Thursday, January 3, 2013

Say What You Mean

Recently I stumbled into another hornet's nest. Someone had posted a supposedly cute post on Facebook. "I'm a people pleaser, just not a stupid people pleaser." I made what I thought an innocuous comment, something to the effect that "stupid" is a relative term, as some people who are unfamiliar in one thing might be quite knowledgeable in another.
Sorry, didn't know I had opened that can of worms!
Someone posted a comment to  my comment, using the term "common sense," and saying such things should be "obvious."
Yes, I know, shoulda just let it go. But I am forever trying to clarify things, so I responded by pointing out that what is "obvious" in one time and place would not be so in another. It used to be "obvious" that the earth was flat, and the sun went around the earth. That human flight was an impossibility. I even mentioned that people used to regard tomatoes as poisonous (which gives you an idea how frantic I had become.)
My correspondent took my well-considered words and responded by getting nasty. The obvious was what was right in front of my face, and I was unable to see that! When I tried to seek a more reasoned and civil tone, he made a perfunctory apology but then became just as nasty all over again.

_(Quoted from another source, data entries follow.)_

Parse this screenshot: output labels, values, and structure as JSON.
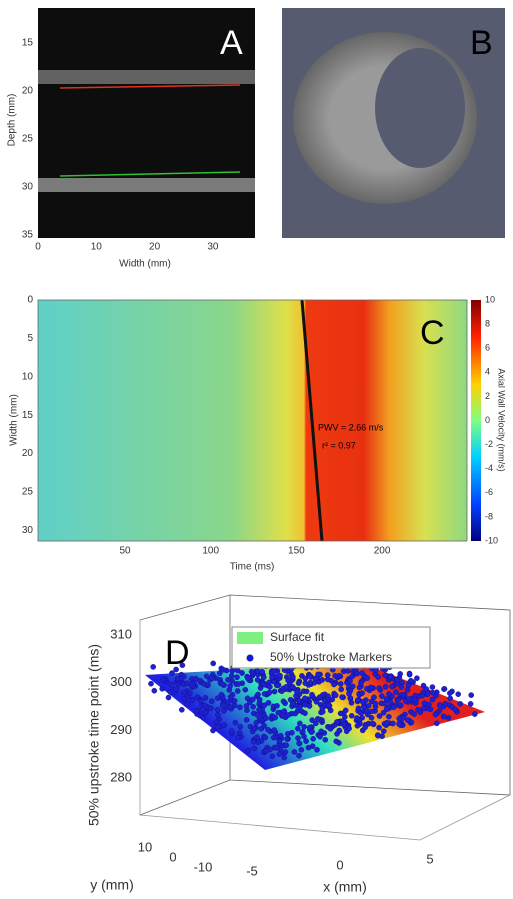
{
  "panels": [
    {
      "letter": "A",
      "x_label": "Width (mm)",
      "y_label": "Depth (mm)",
      "x_ticks": [
        "0",
        "10",
        "20",
        "30"
      ],
      "y_ticks": [
        "15",
        "20",
        "25",
        "30",
        "35"
      ]
    },
    {
      "letter": "B"
    },
    {
      "letter": "C",
      "x_label": "Time (ms)",
      "y_label": "Width (mm)",
      "x_ticks": [
        "50",
        "100",
        "150",
        "200"
      ],
      "y_ticks": [
        "0",
        "5",
        "10",
        "15",
        "20",
        "25",
        "30"
      ],
      "colorbar_label": "Axial Wall Velocity (mm/s)",
      "colorbar_ticks": [
        "10",
        "8",
        "6",
        "4",
        "2",
        "0",
        "-2",
        "-4",
        "-6",
        "-8",
        "-10"
      ],
      "annotation": [
        "PWV = 2.66 m/s",
        "r² = 0.97"
      ]
    },
    {
      "letter": "D",
      "z_label": "50% upstroke time point (ms)",
      "z_ticks": [
        "310",
        "300",
        "290",
        "280"
      ],
      "y_label": "y (mm)",
      "y_ticks": [
        "10",
        "0",
        "-10"
      ],
      "x_label": "x (mm)",
      "x_ticks": [
        "-5",
        "0",
        "5"
      ],
      "legend": [
        "Surface fit",
        "50% Upstroke Markers"
      ]
    }
  ]
}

Fortunately, the person who had unintentionally begun this pissing match stepped in and tried to calm the troubled waters. I felt sorry for him; my adversary was a former employer, and I used to be this guy's pastor! But he brought in the voice of reason necessary, and I regained some perspective.
We had been dealing with issues that had not been named, expressed in code words. Rather than talking about human needs and ways of dealing with them, we quibbled about the meanings of "obvious" and "common sense." He didn't want to deal with the more complicated problems of life, but just to go for the most direct and uncomplicated solutions at hand. As they say, when your tool of preference is a hammer, every problem is just a nail. And I got pulled into it.
I can remember once getting into a theological debate with a person from a particularly rigid faith group (okay, it was Jehovah's Witnesses!) Most frustrating and useless fifteen minutes of my life!But I suspect it is human nature to try to rescue people from their own folly.
Of course, these others may not see it as folly. And too often people don't come right out and say what they mean, anyway. Rather than  talking about economic inequity and prejudice, some people talk about personal responsibility and equal opportunity. Rather than acknowledging our modern class structure, some talk about difficulty dealing with certain groups of people.
So we can decide to let those we disagree with alone. As I have said before, don't bother trying to teach a pig to sing; it wastes your time and annoys the pig. But maybe there is something to be said for showing people how lost they are.
But first we have to be certain what we are talking about.